Le vie dei tesori, un contest per scegliere tre beni da salvare

le vie dei tesori
PALERMO - SFINGI ORTO BOTANICO

Le Vie dei Tesori è pronto a recuperare – come è ormai un’abitudine da due edizioni – brandelli della storia più autentica delle città coinvolte. Come ogni anno, il festival chiede direttamente al suo pubblico di scegliere il bene (i beni) da restaurare.

È stata quindi avviata la votazione on line che consentirà di scegliere tre beni presenti nei luoghi che hanno partecipato a quest’ultima edizione.

C’è tempo per votare fino al 30 novembre. Tre tesori da scegliere fra sei candidati, si vota su www.leviedeitesori.it

Porta ingresso città di Palermo

A Palermo, “concorrono” le due imponenti sfingi settecentesche in pietra di Billiemi, all’entrata del Gymnasium dell’Orto Botanico; e l’antichissima porta conservata nei magazzini della Soprintendenza, che gli storici ritengono chiudesse Porta di Castro oppure uno degli accessi del Castello a Mare.

Catania propone il portale ligneo settecentesco interno della chiesa di san Benedetto, da cui escono le monache che ogni anno cantano al passaggio del fercolo di Sant’Agata; all’Inda di Siracusa in lizza l’affresco di Amorelli a Palazzo Greco e dieci manifesti delle tragedie realizzati tra gli anni ’50 e ’60.

Gli ultimi due “candidati” arrivano da Marsala – la cupola del famoso campanile del Carmine, uno dei siti più curiosi aperto dal festival, per sole due persone alla volta – e, da Trapani, un olio su tavola conservato nella stranissima Cappella della Mortificazione.

Presentandosi al botteghino della mostra “Capolavori perduti” – in corso fino all’8 dicembre nel sottocoro di Palazzo Abatellis, a Palermo – con uno dei coupon del festival (esauriti o non) o con una copia della guida, si potrà ottenere un biglietto ridotto del 50 per cento per visitare la mostra. Lo sconto sul biglietto è valido anche per le scuole.

Capolavori perduti” è una mostra veramente unica nel suo genere: sette
“rimaterializzazioni” in altissima definizione di altrettante opere distrutte,
rubate, bruciate, comunque ormai perse per sempre. Gli scienziati di Factum
Arte, con l’appoggio di Sky Arte, hanno studiato questi capolavori nei minimi
particolari e le hanno riprodotte con sofisticate tecnologie digitali.

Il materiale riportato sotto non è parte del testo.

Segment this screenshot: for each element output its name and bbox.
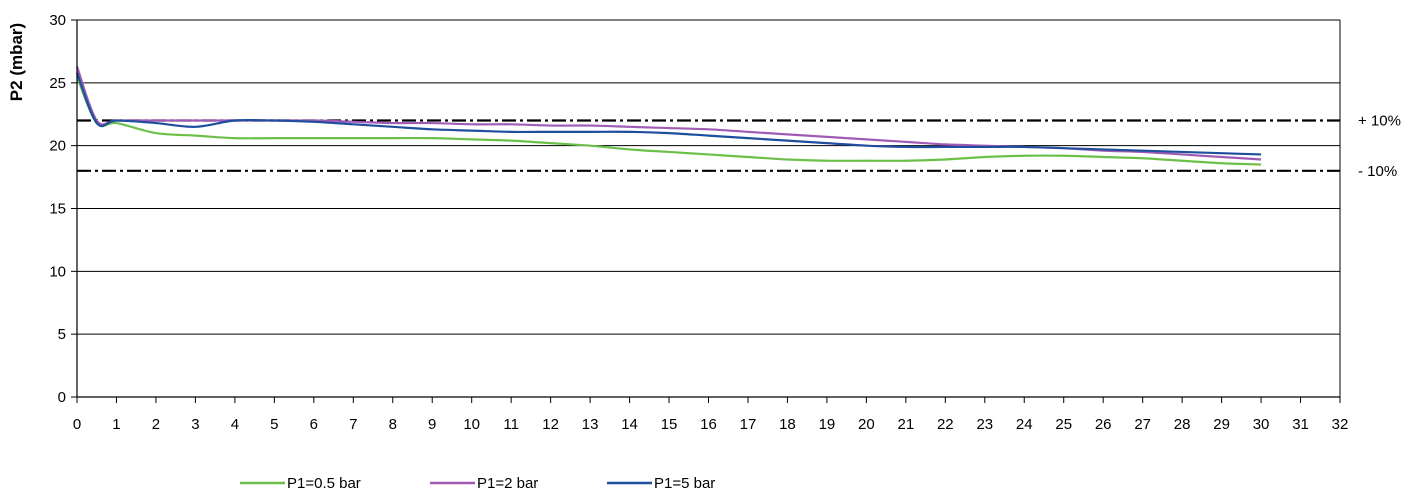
x-tick-label: 10 — [463, 416, 480, 433]
x-tick-label: 22 — [937, 416, 954, 433]
legend-label: P1=0.5 bar — [287, 475, 361, 492]
x-tick-label: 7 — [349, 416, 357, 433]
y-tick-label: 10 — [49, 263, 66, 280]
x-tick-label: 15 — [661, 416, 678, 433]
x-tick-label: 6 — [310, 416, 318, 433]
x-tick-label: 20 — [858, 416, 875, 433]
x-tick-label: 32 — [1332, 416, 1349, 433]
x-tick-label: 19 — [819, 416, 836, 433]
reference-line-label: + 10% — [1358, 113, 1401, 130]
y-tick-label: 20 — [49, 138, 66, 155]
legend: P1=0.5 bar P1=2 bar P1=5 bar — [240, 475, 715, 492]
grid-lines — [77, 19, 1340, 335]
x-tick-label: 11 — [503, 416, 519, 433]
reference-line-label: - 10% — [1358, 163, 1397, 180]
legend-label: P1=2 bar — [477, 475, 538, 492]
x-tick-label: 25 — [1055, 416, 1072, 433]
x-tick-label: 2 — [152, 416, 160, 433]
x-tick-label: 30 — [1253, 416, 1270, 433]
x-tick-label: 8 — [389, 416, 397, 433]
x-tick-label: 27 — [1134, 416, 1151, 433]
series-lines — [75, 66, 1262, 166]
x-tick-label: 1 — [112, 416, 120, 433]
x-tick-label: 24 — [1016, 416, 1033, 433]
series-line-3 — [75, 72, 1262, 156]
x-tick-label: 23 — [976, 416, 993, 433]
x-tick-label: 29 — [1213, 416, 1230, 433]
axes — [71, 19, 1341, 403]
x-tick-label: 9 — [428, 416, 436, 433]
x-tick-label: 14 — [621, 416, 638, 433]
x-tick-label: 0 — [73, 416, 81, 433]
y-tick-label: 5 — [58, 326, 66, 343]
x-tick-label: 28 — [1174, 416, 1191, 433]
x-tick-label: 31 — [1292, 416, 1309, 433]
x-tick-label: 17 — [740, 416, 757, 433]
legend-label: P1=5 bar — [654, 475, 715, 492]
x-tick-label: 4 — [231, 416, 239, 433]
x-tick-label: 16 — [700, 416, 717, 433]
y-tick-label: 15 — [49, 201, 66, 218]
x-tick-label: 21 — [898, 416, 915, 433]
x-tick-label: 5 — [270, 416, 278, 433]
x-tick-label: 12 — [542, 416, 559, 433]
x-tick-label: 3 — [191, 416, 199, 433]
y-tick-label: 25 — [49, 75, 66, 92]
y-axis-label: P2 (mbar) — [7, 23, 26, 101]
y-tick-label: 0 — [58, 389, 66, 406]
series-line-1 — [75, 76, 1262, 166]
x-tick-label: 18 — [779, 416, 796, 433]
y-tick-label: 30 — [49, 12, 66, 29]
x-tick-label: 13 — [582, 416, 599, 433]
x-tick-label: 26 — [1095, 416, 1112, 433]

Gustave Klimt_Medicina_Low res


Tre delle tele sono – in maniera diversa – legate alla censura nazista: si va da
una delle opere più controverse di Klimt, “Medicina” realizzata ad inizio ‘900,
bruciata dalle SS al castello austriaco di Immendorf nel ’45; a “La Torre dei
cavalli azzurri” di Marc, sequestrato da Hermann Goering e scomparso dalla
fine degli anni ‘40; fino a “Myrto” di Tamara de Lempicka, rubato da un generale
nazista a Parigi nel 1943 e mai più ritrovato. Quindi, il seicentesco “Concerto a
Tre” di Vermeer rubato alla collezione Stewart-Gardner di Boston nel 1990 e
mai recuperato. Il “Ritratto di Winston Churchill” di Sutherland scatenò le ire
del “soggetto” e la moglie lo bruciò in giardino nel 1954; fiamme anche per le
“Ninfee” di Monet bruciate in un incendio al MoMa, provocato da un operaio
disattento nel 1958. Fino al “Vaso con cinque girasoli” di Van Gogh acquistato da
un mecenate giapponese e distrutto sotto le bombe che colpirono Osaka
durante la Seconda Guerra Mondiale.

La mostra è stata costruita nell’ambito delle manifestazioni di Caravaggio50 per i cinquant’anni dal furto della Natività del Caravaggio dall’Oratorio di San Lorenzo, che ha fatto parte dei 170 luoghi che Le Vie dei Tesori ha aperto a Palermo.

La mostra è aperta ogni giorno dalle 9 alle 19. Biglietto ordinario: 6 euro.